If our paper is accepted, we will use the additional page in our camera-ready version to expand on benchmark design and selection bias as factors leading to heavy-tailed distributions. Your question about causal factors creating these distributions touches on an important insight: power law scaling emerges in a "Goldilocks zone" of problem difficulty. For heavy left-tails to appear, we need problems that are challenging but not impossible—difficult enough to require many attempts yet still solvable. This explains why we wouldn't observe power law scaling when applying state-of-the-art models like GPT-4.5 or Claude 3.7 Sonnet to relatively simple benchmarks like GLUE (too easy), nor when applying these same models to extremely difficult tasks like Millennium Prize problems (effectively impossible). The power law phenomenon manifests precisely in this intermediate difficulty range.

If you can think of a more rigorous way to investigate causal factors, we would welcome your suggestions!

The empirical analyses are limited to specific model families and benchmarks. Verification across a broader range of models and tasks would strengthen generalizability.

We agree that verification across a wider range of models and tasks would strengthen generalizability. We relied on existing datasets from Brown et al. (2024) and Hughes et al. (2024) because generating 10,000+ attempts per model per problem involves substantial computational costs, e.g., drawing 10k attempts from 10 models across 5 benchmarks with 100 problems each would require 50 million samples. While computational constraints limited the scope of our current study, we view this as an important direction for future work and are exploring more efficient experimental designs to validate our theoretical framework more broadly.

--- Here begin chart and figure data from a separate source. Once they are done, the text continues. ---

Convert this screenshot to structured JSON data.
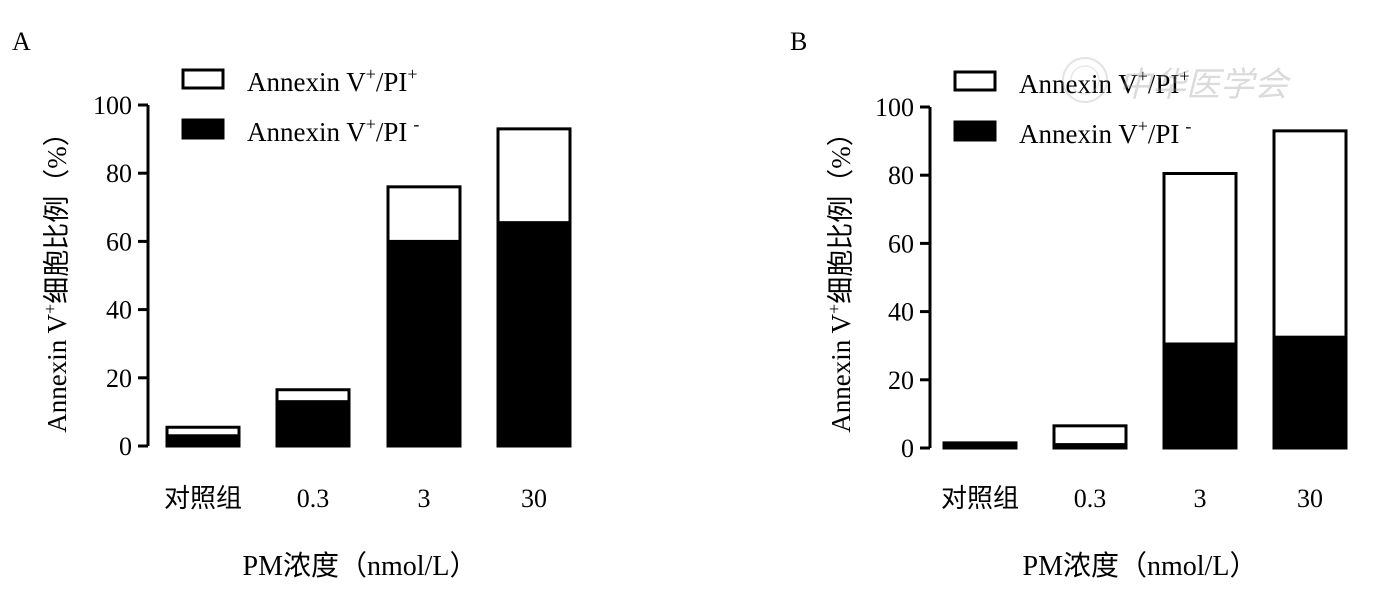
{
  "chart_data": [
    {
      "panel_label": "A",
      "type": "bar",
      "stacked": true,
      "categories": [
        "对照组",
        "0.3",
        "3",
        "30"
      ],
      "series": [
        {
          "name": "Annexin V+/PI−",
          "color": "#000000",
          "values": [
            3,
            13,
            60,
            65.5
          ]
        },
        {
          "name": "Annexin V+/PI+",
          "color": "#ffffff",
          "values": [
            2.5,
            3.5,
            16,
            27.5
          ]
        }
      ],
      "totals": [
        5.5,
        16.5,
        76,
        93
      ],
      "ylim": [
        0,
        100
      ],
      "yticks": [
        0,
        20,
        40,
        60,
        80,
        100
      ],
      "legend": [
        "Annexin V+/PI+",
        "Annexin V+/PI−"
      ],
      "xlabel": "PM浓度（nmol/L）",
      "ylabel": "Annexin V+细胞比例（%）"
    },
    {
      "panel_label": "B",
      "type": "bar",
      "stacked": true,
      "categories": [
        "对照组",
        "0.3",
        "3",
        "30"
      ],
      "series": [
        {
          "name": "Annexin V+/PI−",
          "color": "#000000",
          "values": [
            1.5,
            1,
            30.5,
            32.5
          ]
        },
        {
          "name": "Annexin V+/PI+",
          "color": "#ffffff",
          "values": [
            0,
            5.5,
            50,
            60.5
          ]
        }
      ],
      "totals": [
        1.5,
        6.5,
        80.5,
        93
      ],
      "ylim": [
        0,
        100
      ],
      "yticks": [
        0,
        20,
        40,
        60,
        80,
        100
      ],
      "legend": [
        "Annexin V+/PI+",
        "Annexin V+/PI−"
      ],
      "xlabel": "PM浓度（nmol/L）",
      "ylabel": "Annexin V+细胞比例（%）"
    }
  ],
  "legend_parts": {
    "prefix": "Annexin V",
    "sup_plus": "+",
    "mid": "/PI",
    "sup_minus": "-"
  },
  "ylabel_parts": {
    "pre": "Annexin V",
    "sup": "+",
    "post": "细胞比例（%）"
  },
  "watermark": "中华医学会"
}
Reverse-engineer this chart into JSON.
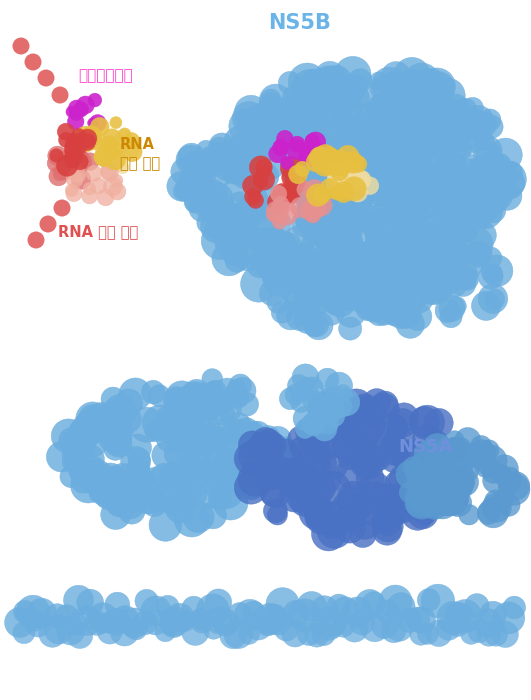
{
  "bg_color": "#ffffff",
  "ns5b_label": "NS5B",
  "ns5b_label_color": "#6ab4e8",
  "ns5a_label": "NS5A",
  "ns5a_label_color": "#7090dd",
  "sofosbuvir_label": "소포스부비르",
  "sofosbuvir_label_color": "#ff44cc",
  "rna_copy_label": "RNA\n복제 가닥",
  "rna_copy_label_color": "#cc8800",
  "rna_template_label": "RNA 주형 사슬",
  "rna_template_label_color": "#e05050",
  "light_blue": "#6aadde",
  "mid_blue": "#5a9ad0",
  "dark_blue": "#4a72c4",
  "yellow": "#e8c040",
  "light_yellow": "#f0dca0",
  "red": "#d84040",
  "pink": "#e89090",
  "magenta": "#cc22cc",
  "salmon": "#e07070",
  "light_salmon": "#f0b0a0",
  "dot_color": "#e05858"
}
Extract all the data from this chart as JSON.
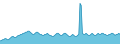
{
  "values": [
    3,
    3,
    4,
    4,
    5,
    5,
    4,
    4,
    5,
    6,
    7,
    7,
    6,
    6,
    7,
    8,
    8,
    9,
    9,
    10,
    10,
    11,
    11,
    12,
    12,
    11,
    10,
    9,
    9,
    10,
    11,
    11,
    10,
    9,
    9,
    8,
    8,
    9,
    9,
    10,
    9,
    8,
    8,
    7,
    7,
    8,
    9,
    10,
    10,
    9,
    8,
    8,
    9,
    10,
    10,
    9,
    8,
    7,
    7,
    8,
    9,
    8,
    7,
    7,
    8,
    9,
    38,
    36,
    10,
    9,
    9,
    10,
    9,
    8,
    8,
    9,
    10,
    9,
    8,
    8,
    9,
    10,
    9,
    9,
    10,
    10,
    9,
    9,
    8,
    8,
    9,
    9,
    10,
    10,
    9,
    8,
    9,
    9,
    10,
    9
  ],
  "fill_color": "#6bc4df",
  "line_color": "#1a8ab5",
  "background_color": "#ffffff",
  "ylim_min": 0,
  "ylim_max": 42
}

Dark Matter of Neural Scaling Laws

Regarding your question about the "dark matter" of neural scaling laws, this is indeed the focus of our ongoing follow-up work! The experimental approach involves training numerous small models on scaling ladders and running scaling predictions in reverse to identify deviations from expected power law functional fits. This allows us to fit more complex functional forms and better understand deviations. We're particularly excited about this direction because experimenting with small models enables cheaper and faster iteration, but is currently not useful because extremely small models are poorly predictive of massive models. If we can figure out the appropriate scaling corrections, this would accelerate experimentation with larger models.

Thank you again for your insightful comments and strong support for our work.